Art school in Moscow, Russia

Russian Academy of Painting, Sculpture and Architecture (Российская академия живописи, ваяния и зодчества) is a higher educational institution of art established by Ilya Glazunov in Moscow, Russia.

==History==
The academy was founded in 1987 by People's Artist of the USSR Ilya Glazunov. The academy's educational buildings are located in the center of Moscow, in particular in the "Yushkov House", built by the architect V. Bazhenov in the 18th century which earlier also housed the Moscow School of Painting, Sculpture and Architecture, as well as in the famous "house of the writers’ cooperative" in Kamergersky Lane.

The academy has 5 faculties, postgraduate studies, assistantship-internships, 10 departments, of which 7 are graduating, a museum and a scientific library. The Ural branch of the Russian Academy of Painting, Sculpture and Architecture of Ilya Glazunov is located in Perm.

The academy's scientific and teaching staff consists of 140 people, including two People's Artists of the Russian Federation: Ivan Glazunov and Salavat Shcherbakov; seven honored artists of the Russian Federation: Nikolay Sidorov, Stanislav Moskvitin, Dmitry Slepushkin, Alexander Afonin, Konstantin Zubrilin, Yuri Sergeev, Igor Lapin. Ten teachers of the academy are academicians and corresponding members of the Russian Academy of Arts.

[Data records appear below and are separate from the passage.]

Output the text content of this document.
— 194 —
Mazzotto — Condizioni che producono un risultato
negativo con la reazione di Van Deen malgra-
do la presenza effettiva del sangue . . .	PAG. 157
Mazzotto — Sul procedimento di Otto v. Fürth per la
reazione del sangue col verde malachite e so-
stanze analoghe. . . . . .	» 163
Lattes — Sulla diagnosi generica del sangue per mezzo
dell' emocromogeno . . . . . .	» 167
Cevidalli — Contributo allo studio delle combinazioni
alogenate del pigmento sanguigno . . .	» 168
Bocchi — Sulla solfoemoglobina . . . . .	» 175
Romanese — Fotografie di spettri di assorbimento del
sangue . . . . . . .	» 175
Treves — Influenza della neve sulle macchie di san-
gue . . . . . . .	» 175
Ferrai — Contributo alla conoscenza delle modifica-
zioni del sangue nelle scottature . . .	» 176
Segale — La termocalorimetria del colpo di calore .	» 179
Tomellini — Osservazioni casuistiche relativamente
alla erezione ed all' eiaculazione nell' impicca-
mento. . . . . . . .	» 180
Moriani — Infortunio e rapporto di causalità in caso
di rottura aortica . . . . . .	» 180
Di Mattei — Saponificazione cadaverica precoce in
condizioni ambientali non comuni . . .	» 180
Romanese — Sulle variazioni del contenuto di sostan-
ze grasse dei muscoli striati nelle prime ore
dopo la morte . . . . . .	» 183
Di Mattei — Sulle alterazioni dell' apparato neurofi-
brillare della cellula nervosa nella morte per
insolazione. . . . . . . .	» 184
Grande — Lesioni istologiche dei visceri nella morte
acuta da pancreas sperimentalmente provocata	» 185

Five faculties of the academy (painting, painting restoration, sculpture, art history, architecture) offer preparatory courses.

An Order of the Government of Russia issued on 31 of January 2012 confirmed the academy's charter.

According to Order of the Government of the Russia of January 18, 2014, the rector of the academy is appointed by the Government of the Russian Federation.